= St. Croix, New Brunswick =

St. Croix is a rural community in York County, New Brunswick, Canada. The community derives its name from the St. Croix River, which flows along its western boundary; this river also forms the Canada–United States border, and the community is opposite Vanceboro, Maine, to the west.

St. Croix is located 8 kilometres west of the village of McAdam. The western terminus of Highway 4 is at the border on the Saint Croix–Vanceboro Bridge over the St. Croix River, where it connects with the eastern terminus of Highway 6 in Maine. The New Brunswick Southern Railway crosses the river using the Saint Croix–Vanceboro Railway Bridge. The Canada Border Services Agency maintains a customs station in St.

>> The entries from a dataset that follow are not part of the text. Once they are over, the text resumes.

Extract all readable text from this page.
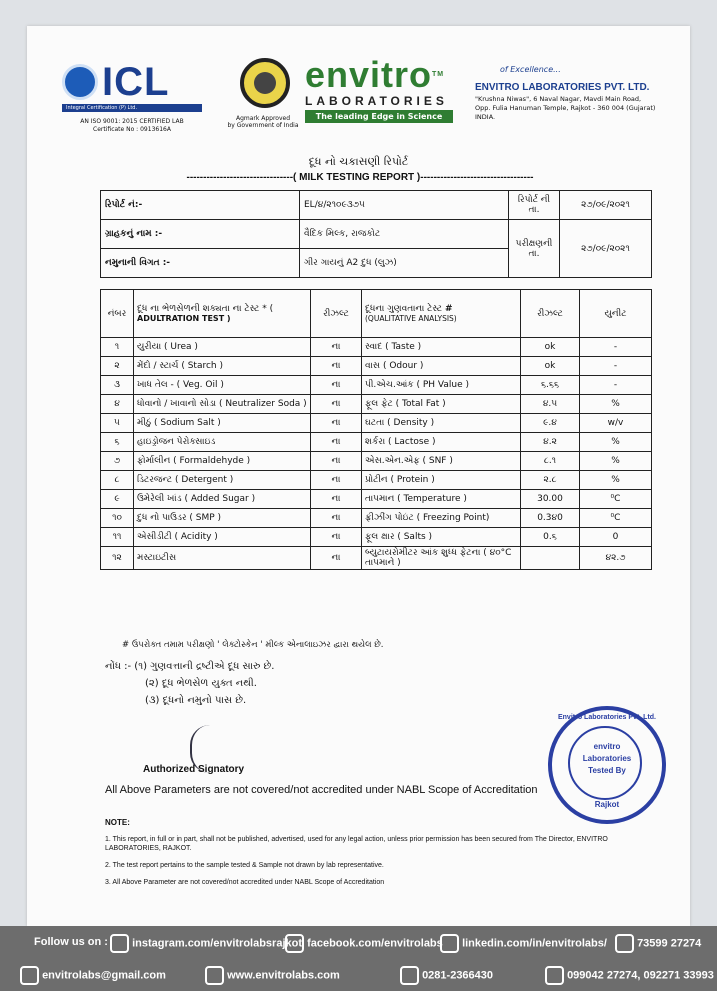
ICL
Integral Certification (P) Ltd.
AN ISO 9001: 2015 CERTIFIED LAB
Certificate No : 0913616A
Agmark Approved
by Government of India
envitro™
LABORATORIES
The leading Edge in Science
of Excellence...
ENVITRO LABORATORIES PVT. LTD.
"Krushna Niwas", 6 Naval Nagar, Mavdi Main Road,
Opp. Fulia Hanuman Temple, Rajkot - 360 004 (Gujarat) INDIA.
દૂધ નો ચકાસણી રિપોર્ટ
--------------------------------( MILK TESTING REPORT )----------------------------------
રિપોર્ટ નં:-	EL/૪/૨૧૦૯૩૭૫	રિપોર્ટ ની તા.	૨૭/૦૯/૨૦૨૧
ગ્રાહકનું નામ :-	વૈદિક મિલ્ક, રાજકોટ	પરીક્ષણની તા.	૨૭/૦૯/૨૦૨૧
નમુનાની વિગત :-	ગીર ગાયનું A2 દુધ (લુઝ)		
નંબર	દૂધ ના ભેળસેળની શક્યતા ના ટેસ્ટ * (
ADULTRATION TEST )	રીઝલ્ટ	દૂધના ગુણવતાના ટેસ્ટ #
(QUALITATIVE ANALYSIS)	રીઝલ્ટ	યુનીટ
૧	યુરીયા ( Urea )	ના	સ્વાદ ( Taste )	ok	-
૨	મેંદો / સ્ટાર્ચ ( Starch )	ના	વાસ ( Odour )	ok	-
૩	ખાધ તેલ - ( Veg. Oil )	ના	પી.એચ.આંક ( PH Value )	૬.૬૬	-
૪	ધોવાનો / ખાવાનો સોડા ( Neutralizer Soda )	ના	ફૂલ ફેટ ( Total Fat )	૪.૫	%
૫	મીઠું ( Sodium Salt )	ના	ઘટતા ( Density )	૯.૪	w/v
૬	હાઇડ્રોજન પેરોક્સાઇડ	ના	શર્કરા ( Lactose )	૪.૨	%
૭	ફોર્માલીન ( Formaldehyde )	ના	એસ.એન.એફ ( SNF )	૮.૧	%
૮	ડિટરજન્ટ ( Detergent )	ના	પ્રોટીન ( Protein )	૨.૮	%
૯	ઉમેરેલી ખાંડ ( Added Sugar )	ના	તાપમાન ( Temperature )	30.00	⁰C
૧૦	દુધ નો પાઉડર ( SMP )	ના	ફ્રીઝીંગ પોઇંટ ( Freezing Point)	0.3૪0	⁰C
૧૧	એસીડીટી ( Acidity )	ના	ફૂલ ક્ષાર ( Salts )	0.૬	0
૧૨	મસ્ટાઇટીસ	ના	બ્યુટાયરોમીટર આંક શુધ્ધ ફેટના ( ૪૦°C તાપમાને )		૪૨.૭
# ઉપરોક્ત તમામ પરીક્ષણો ' લેક્ટોસ્કેન ' મીલ્ક એનાલાઇઝર દ્વારા થયેલ છે.
નોંધ :- (૧) ગુણવત્તાની દ્રષ્ટીએ દૂધ સારુ છે.
(૨) દૂધ ભેળસેળ યુક્ત નથી.
(૩) દૂધનો નમુનો પાસ છે.
Authorized Signatory
All Above Parameters are not covered/not accredited under NABL Scope of Accreditation
Envitro Laboratories Pvt. Ltd.
envitro
Laboratories
Tested By
Rajkot
NOTE:
1. This report, in full or in part, shall not be published, advertised, used for any legal action, unless prior permission has been secured from The Director, ENVITRO LABORATORIES, RAJKOT.
2. The test report pertains to the sample tested & Sample not drawn by lab representative.
3. All Above Parameter are not covered/not accredited under NABL Scope of Accreditation
Follow us on :	instagram.com/envitrolabsrajkot facebook.com/envitrolabs	linkedin.com/in/envitrolabs/	73599 27274
envitrolabs@gmail.com	www.envitrolabs.com	0281-2366430	099042 27274, 092271 33993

Croix immediately east of the bridge; this border crossing has not been open 24 hours a day since August 24, 2022, due to train traffic.

==History==

===Railway history===

During the 1800s, St. Croix developed as an isolated lumbering settlement; however, in the 1860s the community was selected as the crossing point for the European & North American Railway (Western Extension), which was constructing a line from Saint John to Vanceboro. At Vanceboro, a sister company's line had opened through to Bangor in 1869. An iron railway bridge on stone piers was constructed over the St. Croix, measuring approximately 30 metres (100 feet) in length. The 1871 opening ceremony of the railway line between the two countries was attended by Governor General of Canada, Lord Lisgar, and the President of the United States, Ulysses S. Grant.

During the 1870s, financial difficulties saw the line from Saint John to St. Croix sold to the New Brunswick Railway (NBR). At the same time, the Maine Central Railroad (MEC) leased the E&NA from Vanceboro to Bangor; it would purchase the line in the 1950s. In 1889, the Canadian Pacific Railway (CPR) purchased the NBR and constructed the International Railway of Maine to connect Montreal to the ice-free winter port of Saint John, leasing trackage rights over the section owned by the Maine Central between Vanceboro and Mattawamkeag. In 1974, CP Rail purchased this section, completing its ownership of a transcontinental railway from the Atlantic to the Pacific.

St. Croix had a customs facility operated by the Government of Canada to inspect trains entering New Brunswick, as well as a small passenger station; however, the opening of the major station in McAdam soon led to the majority of residents using that facility, leaving St. Croix as a "run-through" point.

CPR passenger services operated daily through the community from 1889 until they passed to Via Rail Canada in 1978; its primary train, The Atlantic Limited, was renamed to the Atlantic at that time. Under Via, the Atlantic operated until it was discontinued in 1981, only to be resurrected in 1985. The train passed through St. Croix daily until it was cut back to three days per week in 1990 and then permanently discontinued in 1994.

In 1988, CP Rail placed all of its lines east of Montreal—including the mainline through St. Croix and Vanceboro—under a separate business unit called the Canadian Atlantic Railway. The line was sold in 1995 to J.D. Irving Limited and it is operated by subsidiary, the New Brunswick Southern Railway.

===1915 sabotage attempt===

During World War I, the CPR line became infamous for being the sabotage target of a German Army officer. The United States was still a neutral country at that point, and CPR was not permitted to transport war materiel and troops across U.S. soil on the way to Saint John (most war goods were transported within Canada on the government-owned Intercolonial Railway using an all-Canadian routing instead). However, Imperial Germany was convinced that CPR's route across Maine was being used for the war effort and sought to destroy the Saint Croix–Vanceboro Railway Bridge crossing the St. Croix River. The officer travelled to Vanceboro and stayed in the local hotel, then laid explosives which detonated but did not damage the bridge. He was arrested and then jailed by the United States and then Canada.